Évangile de Jésus Christ selon saint Luc (Lc 16, 19-31)

En ce temps-là,
Jésus disait aux pharisiens :
« Il y avait un homme riche,
vêtu de pourpre et de lin fin,
qui faisait chaque jour des festins somptueux.
Devant son portail gisait un pauvre nommé Lazare,
qui était couvert d’ulcères.
Il aurait bien voulu se rassasier
de ce qui tombait de la table du riche ;
mais les chiens, eux, venaient lécher ses ulcères.
Or le pauvre mourut,
et les anges l’emportèrent auprès d’Abraham.
Le riche mourut aussi,
et on l’enterra.
Au séjour des morts, il était en proie à la torture ;
levant les yeux,
il vit Abraham de loin et Lazare tout près de lui.
Alors il cria :
“Père Abraham,
prends pitié de moi
et envoie Lazare tremper le bout de son doigt dans l’eau
pour me rafraîchir la langue,
car je souffre terriblement dans cette fournaise.
– Mon enfant, répondit Abraham,
rappelle-toi :
tu as reçu le bonheur pendant ta vie,
et Lazare, le malheur pendant la sienne.
Maintenant, lui, il trouve ici la consolation,
et toi, la souffrance.
Et en plus de tout cela, un grand abîme
a été établi entre vous et nous,
pour que ceux qui voudraient passer vers vous
ne le puissent pas,
et que, de là-bas non plus, on ne traverse pas vers nous.”
Le riche répliqua :
“Eh bien ! père, je te prie d’envoyer Lazare
dans la maison de mon père.
En effet, j’ai cinq frères :
qu’il leur porte son témoignage,
de peur qu’eux aussi ne viennent
dans ce lieu de torture !”
Abraham lui dit :
“Ils ont Moïse et les Prophètes :
qu’ils les écoutent !
– Non, père Abraham, dit-il,
mais si quelqu’un de chez les morts vient les trouver,
ils se convertiront.”
Abraham répondit :
“S’ils n’écoutent pas Moïse ni les Prophètes,
quelqu’un pourra bien ressusciter d’entre les morts :
ils ne seront pas convaincus.” »

Envoie Lazare me rafraîchir la langue

Une parabole pour anticiper sur la morale des Plaideurs : « Tel qui rit vendredi dimanche pleurera » ? Jésus nous exhorte surtout à prendre au sérieux notre passage sur terre, tant l’éternité vient secrètement frôler chacune de nos journées.
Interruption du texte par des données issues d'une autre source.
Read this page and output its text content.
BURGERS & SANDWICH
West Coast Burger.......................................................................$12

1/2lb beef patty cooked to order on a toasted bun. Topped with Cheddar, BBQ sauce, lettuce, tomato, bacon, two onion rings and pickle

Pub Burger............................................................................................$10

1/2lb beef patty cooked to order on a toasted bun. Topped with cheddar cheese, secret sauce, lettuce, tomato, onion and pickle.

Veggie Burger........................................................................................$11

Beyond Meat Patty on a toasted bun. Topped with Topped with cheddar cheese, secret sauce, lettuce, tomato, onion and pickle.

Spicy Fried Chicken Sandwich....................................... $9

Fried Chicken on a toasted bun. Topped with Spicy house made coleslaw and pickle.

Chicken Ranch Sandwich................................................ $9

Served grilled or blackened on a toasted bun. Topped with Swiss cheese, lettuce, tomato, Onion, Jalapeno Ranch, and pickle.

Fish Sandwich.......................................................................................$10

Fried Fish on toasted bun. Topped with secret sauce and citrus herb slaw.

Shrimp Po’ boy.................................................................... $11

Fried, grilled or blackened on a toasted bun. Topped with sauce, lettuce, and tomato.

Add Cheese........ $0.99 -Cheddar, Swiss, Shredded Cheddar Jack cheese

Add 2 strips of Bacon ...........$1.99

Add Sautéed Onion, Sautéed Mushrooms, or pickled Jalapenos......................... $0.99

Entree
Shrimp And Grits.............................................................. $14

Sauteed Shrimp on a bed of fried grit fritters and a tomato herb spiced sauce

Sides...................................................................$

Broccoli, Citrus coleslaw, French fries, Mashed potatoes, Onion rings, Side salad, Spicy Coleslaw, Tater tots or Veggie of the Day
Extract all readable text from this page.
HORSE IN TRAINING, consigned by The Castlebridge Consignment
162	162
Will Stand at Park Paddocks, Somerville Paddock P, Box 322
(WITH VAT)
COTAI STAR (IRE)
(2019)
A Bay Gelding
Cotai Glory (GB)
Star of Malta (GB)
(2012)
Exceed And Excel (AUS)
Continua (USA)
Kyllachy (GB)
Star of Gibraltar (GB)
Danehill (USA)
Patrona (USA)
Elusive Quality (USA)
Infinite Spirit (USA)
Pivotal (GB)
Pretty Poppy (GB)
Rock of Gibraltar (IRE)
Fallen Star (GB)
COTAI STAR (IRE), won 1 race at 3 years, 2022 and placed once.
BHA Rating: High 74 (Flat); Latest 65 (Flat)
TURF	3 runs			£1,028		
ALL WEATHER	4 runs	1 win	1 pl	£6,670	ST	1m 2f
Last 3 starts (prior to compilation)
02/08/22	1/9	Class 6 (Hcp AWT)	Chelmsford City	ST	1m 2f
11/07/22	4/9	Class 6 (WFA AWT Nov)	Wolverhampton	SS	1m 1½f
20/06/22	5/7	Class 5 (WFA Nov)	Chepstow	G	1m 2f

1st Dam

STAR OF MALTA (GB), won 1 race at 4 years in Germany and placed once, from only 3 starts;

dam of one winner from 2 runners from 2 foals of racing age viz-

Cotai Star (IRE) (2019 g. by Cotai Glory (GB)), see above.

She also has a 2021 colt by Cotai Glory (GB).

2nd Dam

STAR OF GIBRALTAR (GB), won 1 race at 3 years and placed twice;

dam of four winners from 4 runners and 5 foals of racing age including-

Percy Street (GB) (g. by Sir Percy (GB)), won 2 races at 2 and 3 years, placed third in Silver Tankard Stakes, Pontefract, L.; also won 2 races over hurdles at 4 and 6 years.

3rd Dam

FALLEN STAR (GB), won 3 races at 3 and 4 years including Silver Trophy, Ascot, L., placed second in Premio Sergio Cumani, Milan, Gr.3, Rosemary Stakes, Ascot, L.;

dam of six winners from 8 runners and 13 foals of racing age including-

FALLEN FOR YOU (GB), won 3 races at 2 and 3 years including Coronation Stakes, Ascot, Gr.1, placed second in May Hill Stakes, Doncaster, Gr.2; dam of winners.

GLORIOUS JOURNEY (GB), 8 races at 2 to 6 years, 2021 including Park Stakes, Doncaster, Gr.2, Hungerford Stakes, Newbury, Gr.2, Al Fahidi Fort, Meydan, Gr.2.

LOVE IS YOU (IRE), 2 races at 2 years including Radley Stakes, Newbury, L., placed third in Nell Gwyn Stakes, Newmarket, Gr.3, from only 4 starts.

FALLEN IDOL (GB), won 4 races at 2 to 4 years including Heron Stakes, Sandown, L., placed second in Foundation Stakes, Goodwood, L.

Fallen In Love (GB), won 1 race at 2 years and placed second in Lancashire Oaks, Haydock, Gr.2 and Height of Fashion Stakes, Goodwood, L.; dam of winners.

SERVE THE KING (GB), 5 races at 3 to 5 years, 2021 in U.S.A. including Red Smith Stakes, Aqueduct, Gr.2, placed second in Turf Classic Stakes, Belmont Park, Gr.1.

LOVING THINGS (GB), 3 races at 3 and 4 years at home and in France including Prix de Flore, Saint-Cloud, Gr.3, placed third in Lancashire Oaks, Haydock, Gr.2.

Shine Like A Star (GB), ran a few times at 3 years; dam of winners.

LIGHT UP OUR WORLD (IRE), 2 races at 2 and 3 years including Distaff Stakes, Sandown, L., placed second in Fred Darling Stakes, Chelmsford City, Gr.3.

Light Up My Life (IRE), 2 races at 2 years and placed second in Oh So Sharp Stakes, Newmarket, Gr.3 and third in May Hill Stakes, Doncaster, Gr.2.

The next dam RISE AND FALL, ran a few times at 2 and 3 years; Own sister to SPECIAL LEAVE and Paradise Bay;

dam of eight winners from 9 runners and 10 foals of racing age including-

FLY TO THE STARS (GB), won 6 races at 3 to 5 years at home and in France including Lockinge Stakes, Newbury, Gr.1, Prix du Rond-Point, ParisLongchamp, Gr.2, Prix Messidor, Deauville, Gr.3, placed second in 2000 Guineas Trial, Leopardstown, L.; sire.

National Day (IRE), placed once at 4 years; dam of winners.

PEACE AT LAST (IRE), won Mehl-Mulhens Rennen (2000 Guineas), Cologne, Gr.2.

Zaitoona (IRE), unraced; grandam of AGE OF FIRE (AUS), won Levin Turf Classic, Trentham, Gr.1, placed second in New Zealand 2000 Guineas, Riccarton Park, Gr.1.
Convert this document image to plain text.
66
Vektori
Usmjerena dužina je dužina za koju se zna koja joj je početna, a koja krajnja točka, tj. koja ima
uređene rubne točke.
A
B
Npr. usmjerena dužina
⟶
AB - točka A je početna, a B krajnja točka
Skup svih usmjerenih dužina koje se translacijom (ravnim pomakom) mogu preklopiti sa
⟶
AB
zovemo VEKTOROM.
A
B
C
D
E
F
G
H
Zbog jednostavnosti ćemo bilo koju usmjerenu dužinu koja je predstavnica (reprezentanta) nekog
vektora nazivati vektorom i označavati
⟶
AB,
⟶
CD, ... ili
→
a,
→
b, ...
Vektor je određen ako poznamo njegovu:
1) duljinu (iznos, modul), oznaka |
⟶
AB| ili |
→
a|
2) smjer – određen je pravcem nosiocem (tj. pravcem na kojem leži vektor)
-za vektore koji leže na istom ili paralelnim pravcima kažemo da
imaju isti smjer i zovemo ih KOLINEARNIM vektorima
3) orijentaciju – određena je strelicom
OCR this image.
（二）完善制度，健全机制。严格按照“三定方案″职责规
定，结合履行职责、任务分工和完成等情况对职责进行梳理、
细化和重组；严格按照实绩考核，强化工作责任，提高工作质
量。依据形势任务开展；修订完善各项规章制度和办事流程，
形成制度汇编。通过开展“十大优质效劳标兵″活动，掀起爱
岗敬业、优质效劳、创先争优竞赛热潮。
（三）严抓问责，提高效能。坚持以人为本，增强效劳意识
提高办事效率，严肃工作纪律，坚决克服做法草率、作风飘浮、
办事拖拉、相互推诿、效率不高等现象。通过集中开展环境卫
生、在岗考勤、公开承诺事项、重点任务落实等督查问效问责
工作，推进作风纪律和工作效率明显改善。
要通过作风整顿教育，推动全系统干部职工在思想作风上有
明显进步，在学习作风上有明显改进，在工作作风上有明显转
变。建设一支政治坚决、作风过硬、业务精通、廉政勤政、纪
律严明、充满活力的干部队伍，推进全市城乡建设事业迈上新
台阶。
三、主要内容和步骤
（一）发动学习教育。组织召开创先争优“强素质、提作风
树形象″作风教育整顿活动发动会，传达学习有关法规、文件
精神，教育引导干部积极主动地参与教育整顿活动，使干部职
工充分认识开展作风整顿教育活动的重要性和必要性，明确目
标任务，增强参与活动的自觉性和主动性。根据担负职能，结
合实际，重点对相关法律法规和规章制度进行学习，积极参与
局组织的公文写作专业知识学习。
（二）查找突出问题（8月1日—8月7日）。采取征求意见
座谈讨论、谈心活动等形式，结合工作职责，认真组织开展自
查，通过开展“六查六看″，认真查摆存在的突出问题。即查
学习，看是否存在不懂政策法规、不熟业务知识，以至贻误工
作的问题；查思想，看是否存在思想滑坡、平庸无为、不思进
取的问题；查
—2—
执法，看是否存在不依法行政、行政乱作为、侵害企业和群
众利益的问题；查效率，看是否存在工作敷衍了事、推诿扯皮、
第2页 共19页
Un jour, il sera trop tard.

Trop tard ? Un abîme infranchissable sépare les deux hommes. Mais plus puissant que le seul verdict de la morale, l’amour du Christ Rédempteur. Parions sur ce soi-disant mauvais riche (le mot n’est pas dans l’Évangile). Sera-t-il éternellement condamné du seul fait de son aveuglement terrestre ? Son repentir sincère, le souci touchant qu’il a du salut de ses frères inaugurent en lui comme une conversion. Est-il perdu, à jamais ?

 Il a dû lui suffire d’un mot. A des paroissiens rigoristes qui manquaient d’espérance sur les suicidés, le Curé d’Ars disait qu’entre le pont et la rivière, on ne pouvait jamais savoir ce qui se passait. Qu’il pouvait se passer bien des choses. Un seul mot peut-être, celui du bon larron ou de l’ouvrier de la dernière heure, un « Oui » d’amour à Jésus, à l’instant de la rencontre. Dans le secret du soir de sa vie, chacun le prononcera librement, et de manière unique. Plus grand encore que le sein d’Abraham, le cœur du Christ Ressuscité l’attendra alors de nous.  Le riche de la parabole l’avait sur le bout de sa langue brûlante, en attente, et Lazare, belle image de la communion des saints, a bien dû mettre son doigt de fraîcheur sur elle pour que, le moment venu, il le prononce. Enfin.